關南衣摸著自己的小寸頭想到。
不過話說回來,關南衣感覺今早是一起來渾身都通順了,果然有了性/生活後整個人都神清氣爽了起來。
古人誠不欺我!妙哉妙哉。
一個人在床上發了大半個小時的呆後她才抽了空,看了一眼床頭柜上放著的電子鐘,哎喲已經快十二點了。
關南衣又摸著下巴暗想到,看來昨晚自己睡的還行啊,睡慣了監獄那硬板床的現下睡著時清雨這張席夢思的床竟然也沒認床,關南衣心想自己果然是個富貴命。
指不定她那從未謀過面的爹娘也是什麼豪門大家族也不一定。
正想著,不知道什麼時候被丟在地上的手機就響了,關南衣聽了好大一陣的才想起來好像是自己的手機在響,沒辦法,實在是她這個手機買了之後跟她相處的時間還沒有24個小時的,一時半會兒的沒聽出來也很正常。
好不容易聽到了是自己的手機在響,於是她又彎下身裹著被子把手機撿起來,關南衣看了看屏幕,頓時就樂了:
呦,時清雨這渣女什麼時候把自己名存上去的?
不過這個女人也真是夠正經的,給人存名字也是老老實實正正經經的存著自己的大名:時清雨。
估計要是換成是她的話非得存上一個什麼「艷女無雙」又或者是「飢/渴少婦」之類的前綴詞彙。
誰讓「時清雨」這三個字怎麼看怎麼都讓人覺得性/冷淡呢?
越看越覺得來氣的關南衣二話不說就把時清雨打來的電話給掛了,但沒過了一分鐘手機又響起來了,還是時清雨,關南衣接了電話沒好氣道:
「幹什麼?!」
電話里時清雨的聲音聽起來更加疏離了:「起床,吃飯。

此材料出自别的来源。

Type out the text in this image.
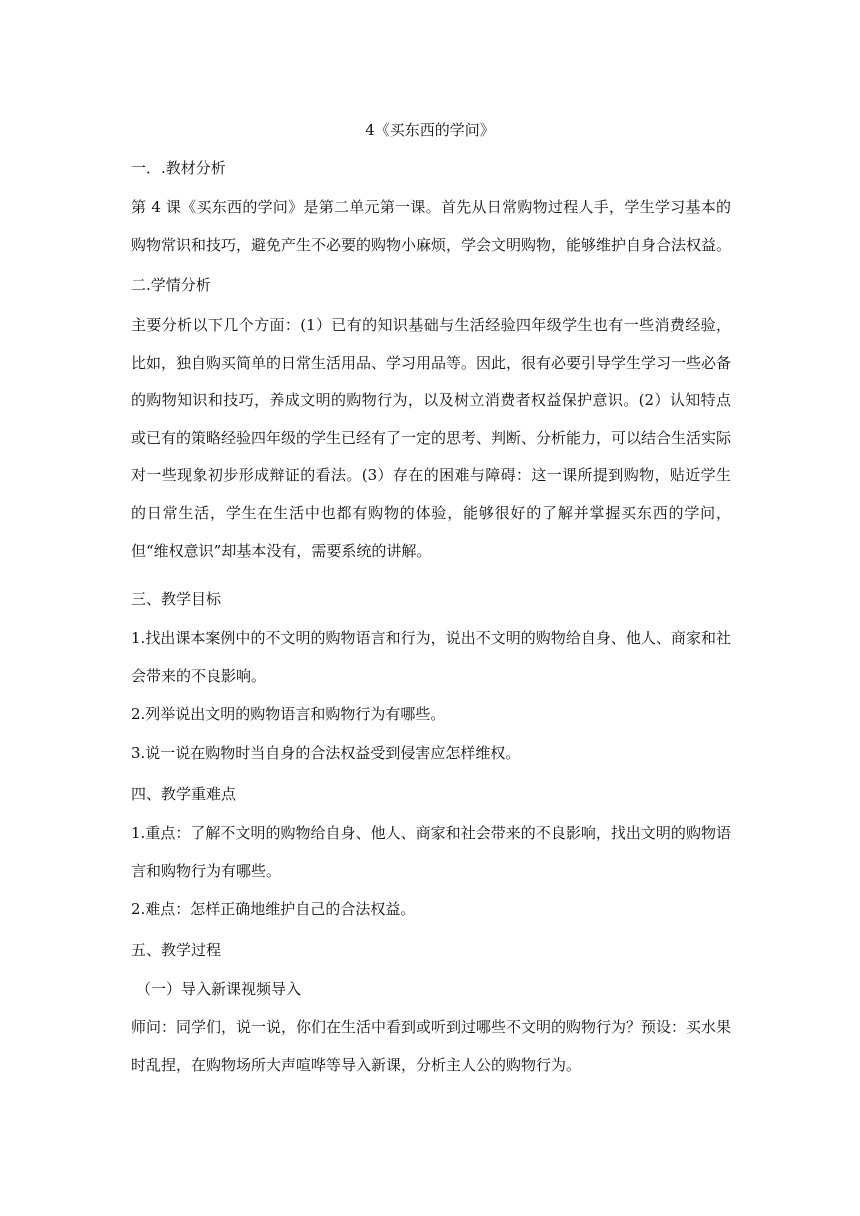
4《买东西的学问》
一．.教材分析

第 4 课《买东西的学问》是第二单元第一课。首先从日常购物过程人手，学生学习基本的购物常识和技巧，避免产生不必要的购物小麻烦，学会文明购物，能够维护自身合法权益。

二.学情分析

主要分析以下几个方面：(1）已有的知识基础与生活经验四年级学生也有一些消费经验，比如，独自购买简单的日常生活用品、学习用品等。因此，很有必要引导学生学习一些必备的购物知识和技巧，养成文明的购物行为，以及树立消费者权益保护意识。(2）认知特点或已有的策略经验四年级的学生已经有了一定的思考、判断、分析能力，可以结合生活实际对一些现象初步形成辩证的看法。(3）存在的困难与障碍：这一课所提到购物，贴近学生的日常生活，学生在生活中也都有购物的体验，能够很好的了解并掌握买东西的学问，但“维权意识”却基本没有，需要系统的讲解。

三、教学目标

1.找出课本案例中的不文明的购物语言和行为，说出不文明的购物给自身、他人、商家和社会带来的不良影响。

2.列举说出文明的购物语言和购物行为有哪些。

3.说一说在购物时当自身的合法权益受到侵害应怎样维权。

四、教学重难点

1.重点：了解不文明的购物给自身、他人、商家和社会带来的不良影响，找出文明的购物语言和购物行为有哪些。

2.难点：怎样正确地维护自己的合法权益。

五、教学过程
（一）导入新课视频导入

师问：同学们，说一说，你们在生活中看到或听到过哪些不文明的购物行为？预设：买水果时乱捏，在购物场所大声喧哗等导入新课，分析主人公的购物行为。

」
關南衣笑了,「你還管得挺寬啊?」
關南衣:「睡完就跑的也還有臉來管我?」
電話那頭時清雨在聽完這句話之後臉上也沒什麼表情,只道:「我叫了外賣,十分鐘後到。」
「外賣?你不回來給我做?」關南衣冷笑道,「果然是穿上褲子就不認人的。」
「……」時清雨沉默了一下,「我在上班。」
關南衣一拍腦袋想起來了,今兒好像是周三?還是周四?反正是工作日吧?
想到這關南衣呵呵一笑,拿著電話陰陽怪氣道,「怎麼?上班比我重要!?時清雨你個王八糕子的,睡了老子就跑?」
時清雨:「……」
關南衣當然沒指望時清雨會說些什麼的,她還是有些了解時清雨這個女人的。
聽聞時清雨少年時就讀得一手好死書,又被她親爺爺教導著,性子又悶,沒什麼朋友,真真活成了個老古板。
到了而今更甚,又刻板又木納,關南衣用腳趾頭想都知道經過昨晚上那麼一頓折騰的,時清雨想必已經被她給噁心壞了,見都不想再見到她了。